The project, which is to be funded by the European Union (EU), is aimed at supporting the improvement of standards and quality control agencies in order to advance the quality of products and services.
Malik said the project is to boost the competitiveness of the country’s private sector and ensure the protection of its consumers.
“We recognised that the increasing importance of metrology within globalised markets puts more emphasis on the link between costs and quality, quantity and trade,” he said.
The UNIDO Representative noted that without the use of metrology, the simplest of transactions may be open to abuse as it then becomes difficult to regulate trade.
Malik explained that the UNIDO through its NQI project, will take up the reins to finalise strategic activities to support the metrology towards international recognition.
Director-General, SON, Dr Joseph Odumodu, said the establishment of the national metrology institute will help the country to boost her export base by providing the required confidence and reliability in the export goods.

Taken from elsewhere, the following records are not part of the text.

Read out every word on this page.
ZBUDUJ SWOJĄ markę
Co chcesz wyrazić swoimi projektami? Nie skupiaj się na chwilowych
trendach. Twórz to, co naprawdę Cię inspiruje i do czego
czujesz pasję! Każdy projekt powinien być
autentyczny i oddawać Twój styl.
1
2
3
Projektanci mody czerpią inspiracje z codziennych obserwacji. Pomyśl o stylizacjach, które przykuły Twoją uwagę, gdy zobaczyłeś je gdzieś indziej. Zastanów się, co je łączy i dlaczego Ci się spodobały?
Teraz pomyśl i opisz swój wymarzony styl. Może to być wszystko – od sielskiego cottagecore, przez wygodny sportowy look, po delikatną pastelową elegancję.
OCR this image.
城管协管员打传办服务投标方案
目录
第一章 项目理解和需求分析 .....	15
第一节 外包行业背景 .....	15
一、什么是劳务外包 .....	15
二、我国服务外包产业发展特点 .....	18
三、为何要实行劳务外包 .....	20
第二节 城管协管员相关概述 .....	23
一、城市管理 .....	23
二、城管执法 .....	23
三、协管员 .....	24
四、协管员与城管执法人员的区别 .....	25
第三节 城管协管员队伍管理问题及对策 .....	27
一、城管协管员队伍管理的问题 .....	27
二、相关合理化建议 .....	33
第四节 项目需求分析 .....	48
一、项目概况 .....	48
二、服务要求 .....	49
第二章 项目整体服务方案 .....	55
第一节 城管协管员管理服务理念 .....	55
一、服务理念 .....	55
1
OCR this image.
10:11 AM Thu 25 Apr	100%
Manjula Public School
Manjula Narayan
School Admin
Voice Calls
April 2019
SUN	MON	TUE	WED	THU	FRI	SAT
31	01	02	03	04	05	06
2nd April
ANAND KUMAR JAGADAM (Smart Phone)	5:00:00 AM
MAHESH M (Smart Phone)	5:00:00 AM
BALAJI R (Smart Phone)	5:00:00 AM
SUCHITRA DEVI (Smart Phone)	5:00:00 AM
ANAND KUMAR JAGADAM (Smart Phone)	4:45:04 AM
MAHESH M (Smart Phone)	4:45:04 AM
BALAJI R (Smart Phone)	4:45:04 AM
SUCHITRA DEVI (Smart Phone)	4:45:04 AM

According to Odumodu, the establishment of the institute will eliminate the incidence of inaccurate and short measures in trade, manufacturing, export and import activities in the country
He said apart from ensuring improved health standard of the citizenry, it will also ensure safe environment by providing accuracy in measurements.
His words: “Metrology, which is the science of measurements, is key to achieving 30 Gross Domestic Product for the manufacturing sector.
He further said without metrology lives, would certainly be cut short, stressing that proper measurements will help reduce imprecision dominant in the health sector.